As a Gyrkyme might fly, less than a hundred miles separated Guraskya from the Okrans capital, so the threat of attack remained almost constant. While the approaches to the highlands were few and easily guarded, Okrans troops without the benefit of Chytrine’s magicks and dragonels had been victorious centuries before. Lack of an active threat from the highlands before this had saved them from any concerted Aurolani effort to conquer them, but Adrogans refused to repay the highlanders’ kindness by permitting an Aurolani invasion.

Ideas and strategies rolled through Adrogans’ mind, but two things distracted him from studying them too closely. The first was the slow filtering of people onto a training field down to his left, on the east side of the encampment. He counted a hundred and a half—a task made easy as they organized themselves into companies of thirty. A week previous, a quarter of that number had been on the field. The people, men and women alike, still had a skeletal thinness to them, but in their eyes he saw the lean hunger of human wolves.

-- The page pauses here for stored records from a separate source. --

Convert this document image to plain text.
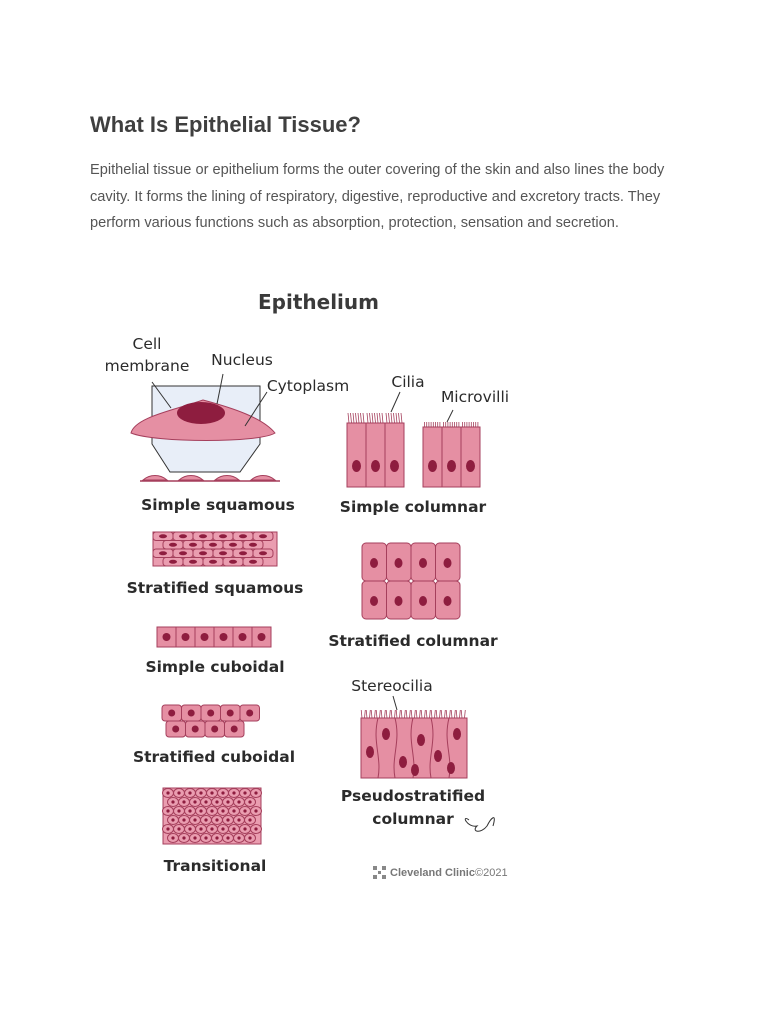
What Is Epithelial Tissue?

Epithelial tissue or epithelium forms the outer covering of the skin and also lines the body cavity. It forms the lining of respiratory, digestive, reproductive and excretory tracts. They perform various functions such as absorption, protection, sensation and secretion.

Epithelium
Cell
membrane Nucleus
Cytoplasm
Simple squamous
Stratified squamous
Simple cuboidal
Stratified cuboidal
Transitional
Cilia
Microvilli
Simple columnar
Stratified columnar
Stereocilia
Pseudostratified
columnar
Cleveland Clinic ©2021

He was not at all certain how many of the thousand who remained in Guraskya would train and join the Svoin Infantry. The people below were the strongest of his refugees and, in many ways, it surprised him that a legion and a half were able to take the field. While putting food in a man’s belly can make him content, there is no easy way to put fire in his soul. Those below were mostly bent on revenge, for the Aurolani rape of Svoin had cost everyone at least a relative, friend, or lover.